Government-imposed expansion of bank credit distorts our “time preferences,” or our desire for saving versus consumption. Government-imposed interest rates artificially below rates demanded by savers leads to increased borrowing and capital investment beyond what savers will provide. This causes temporarily higher employment, wages and consumption.

Ordinarily, any random spikes in credit would be quickly absorbed by the system—the pricing errors corrected, the half-baked investments liquidated, like a supple tree yielding to the wind and then returning. But when the government holds rates artificially low in order to feed ever higher capital investment in otherwise unsound, unsustainable businesses, it creates the conditions for a crash. Everyone looks smart for a while, but eventually the whole monstrosity collapses under its own weight through a credit contraction or, worse, a banking collapse.

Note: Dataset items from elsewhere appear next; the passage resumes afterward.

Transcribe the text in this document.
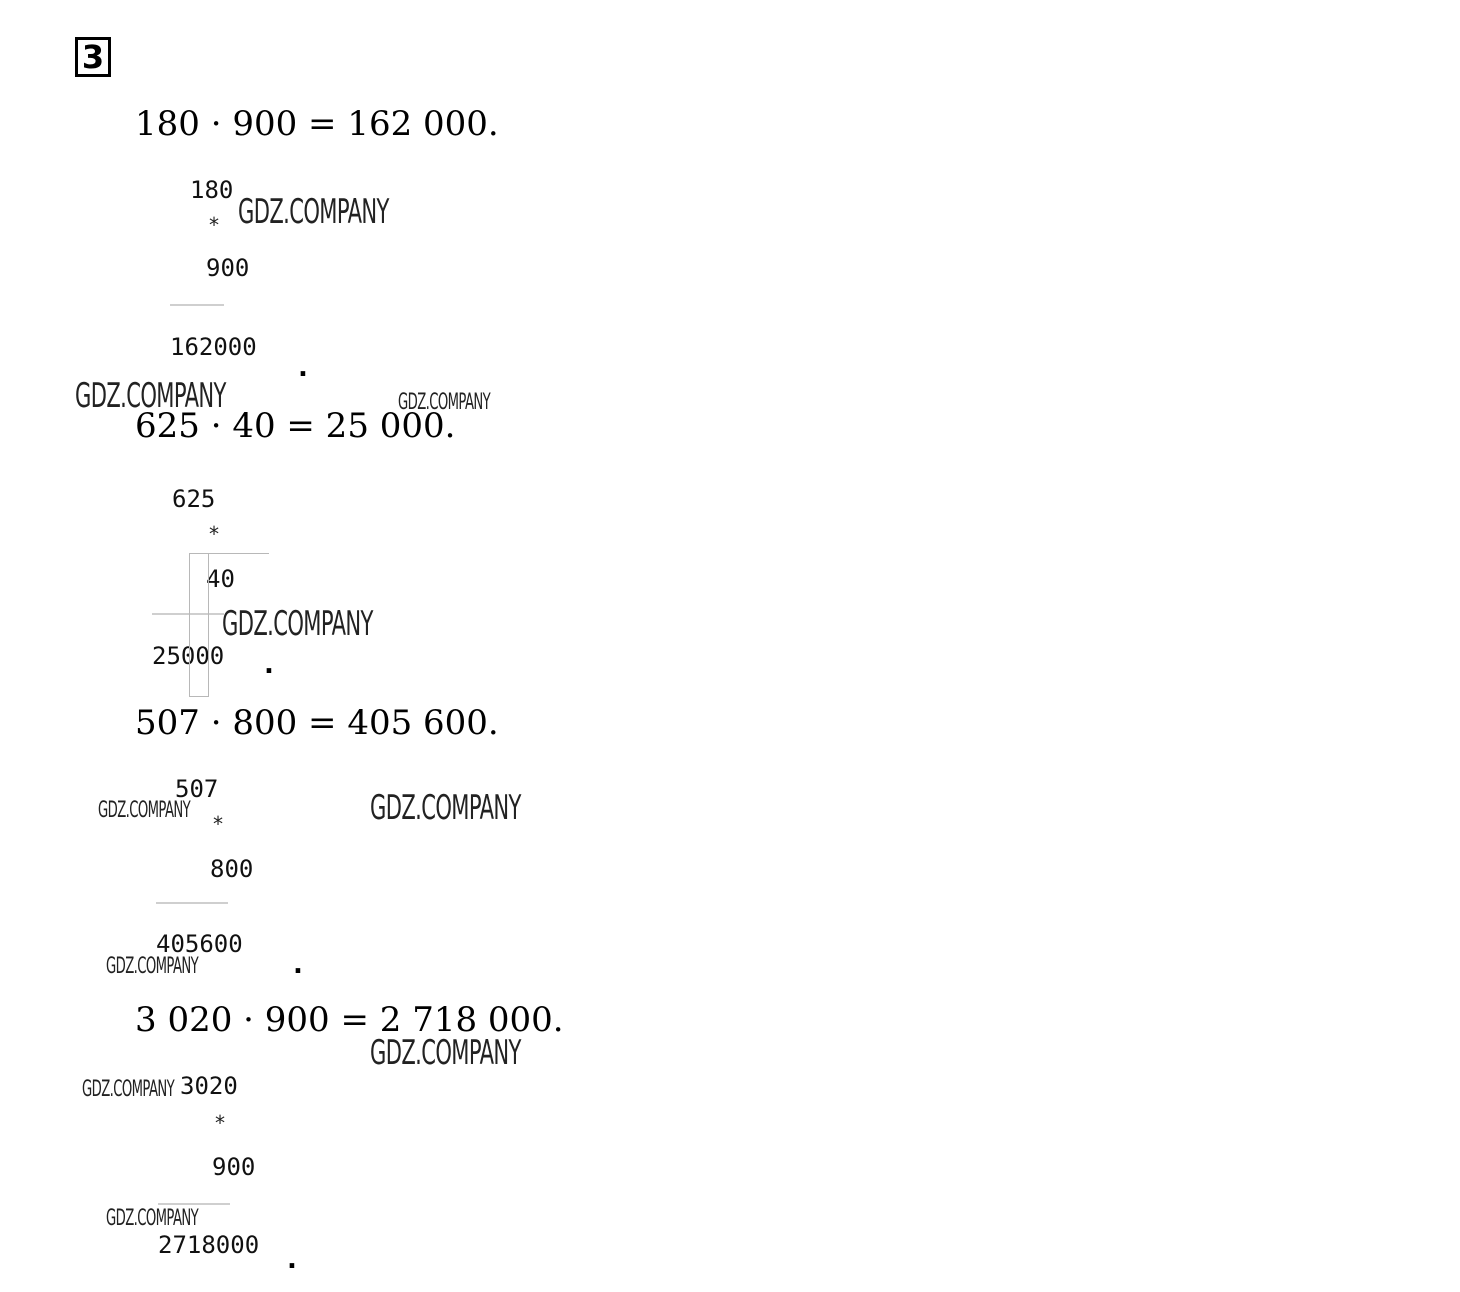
3
180 · 900 = 162 000.
180
*
900
162000
.
625 · 40 = 25 000.
625
*
40
25000 .
507 · 800 = 405 600.
507
*
800
405600
.
3 020 · 900 = 2 718 000.
3020
*
900
2718000 .
GDZ.COMPANY
GDZ.COMPANY	GDZ.COMPANY
GDZ.COMPANY
GDZ.COMPANY	GDZ.COMPANY
GDZ.COMPANY
GDZ.COMPANY
GDZ.COMPANY
GDZ.COMPANY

The system is dramatically susceptible to errors, both on the policy side and on the entrepreneurial side. Government expansion of credit takes a system otherwise capable of adjustment and resilience and transforms it into one with tremendous cyclical volatility.

(…)

We all know what happened next. Pretty much right out of Mises’s script, overleveraged banks (including Kreditanstalt) collapsed, businesses collapsed, employment collapsed. The brittle tree snapped. Following Mises’s logic, was this a failure of capitalism, or a failure of hubris?

Mises’s solution follows logically from his warnings. You can’t fix what’s broken by breaking it yet again. Stop the credit gavage. Stop inflating. Don’t encourage consumption, but rather encourage saving and the repayment of debt. Let all the lame businesses fail—no bailouts. (You see where I’m going with this.) The distortions must be removed or else the precipice from which the system will inevitably fall will simply grow higher and higher.

That was Mises’ argument in The Theory Of Money And Credit, but he did so much more than that. In Socialism, first published in 1921, Mises laid out in detail the reasons why the centrally planned economy of nations like the USSR could never produce a rational economy and were doomed to failure. He was, of course, proven right in that regard as we learned only twenty years ago. Mises’ magnum opus is Human Action: A Treatise on Economics and while it’s not easy reading it is well worth consuming for even the amateur student of economics.